Figure 2 shows a simple 2 "pixel" version of this implementation. A laser beam is deflected by a 25Mhz and a 29Mhz acoustic frequency via an acousto-optic modulator. Two beams emerge and both are combined on the detector along with the original laser beam. The 25Mhz beamlet illuminates the left half of the detector while the 29Mhz beamlet illuminates the right half of the detector. The beat frequencies against the signal beam on the detector produce 25 and 29 MHz output frequencies. Thus we can differentiate which photons hit the left or right half of the detector. This method scales to larger numbers of pixels since AOD's with thousands of resolvable spots (each with a different frequency) are commercially available. 2D arrays can be produced with a second AOD arranged at right angles, or by holographic methods.

===Multiplex===
The method multiplexes all the spatial positions on the detector by frequency. If frequencies are uniformly spaced then a simple fourier transform recovers the coherent image. However, there is no reason the frequencies have to be uniformly spaced so one can adjust the number, size and shape of the pixels dynamically. One can also independently change the Heterodyne gain on each pixel individually simply by making the LO beamlet more or less strong. Thus one can extend the dynamic range of the receiver by lowering the gain on bright pixels, raising it on dim ones, and possibly using larger pixels for dim regions.

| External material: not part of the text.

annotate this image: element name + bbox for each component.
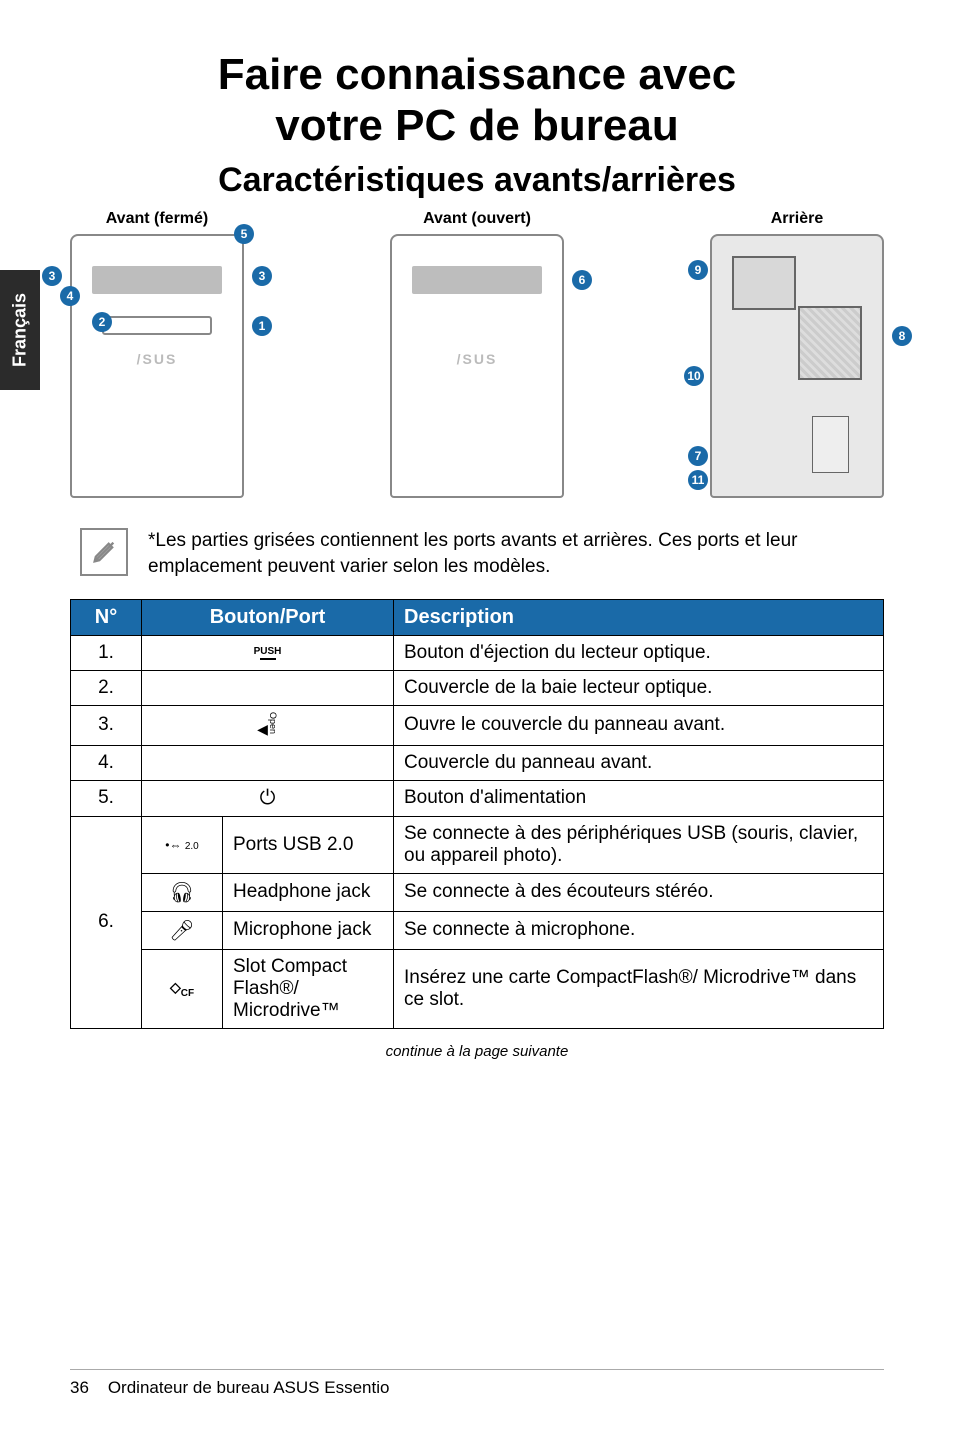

==Comparison to traditional pixel arrays==
The multiplex technique does introduce two limitations as well. In the case of imaging, the signals must not be changing faster than the Nyquist time constant implied by the difference frequency between adjacent pixels. If it does do the pixels blur or alias. (For non-imaging applications—such as when one is simply trying to collect more light but is limited by the spatial incoherence—that aliasing is not important since it does not change the incoherent sum of the pixels.) Additionally, when one is working near the shot noise limit the multiplex approach can raise the noise floor since all of the pixels see the shot noise from the whole array (since they all are connected by the same wire). (Again for non-imaging applications this may not be important).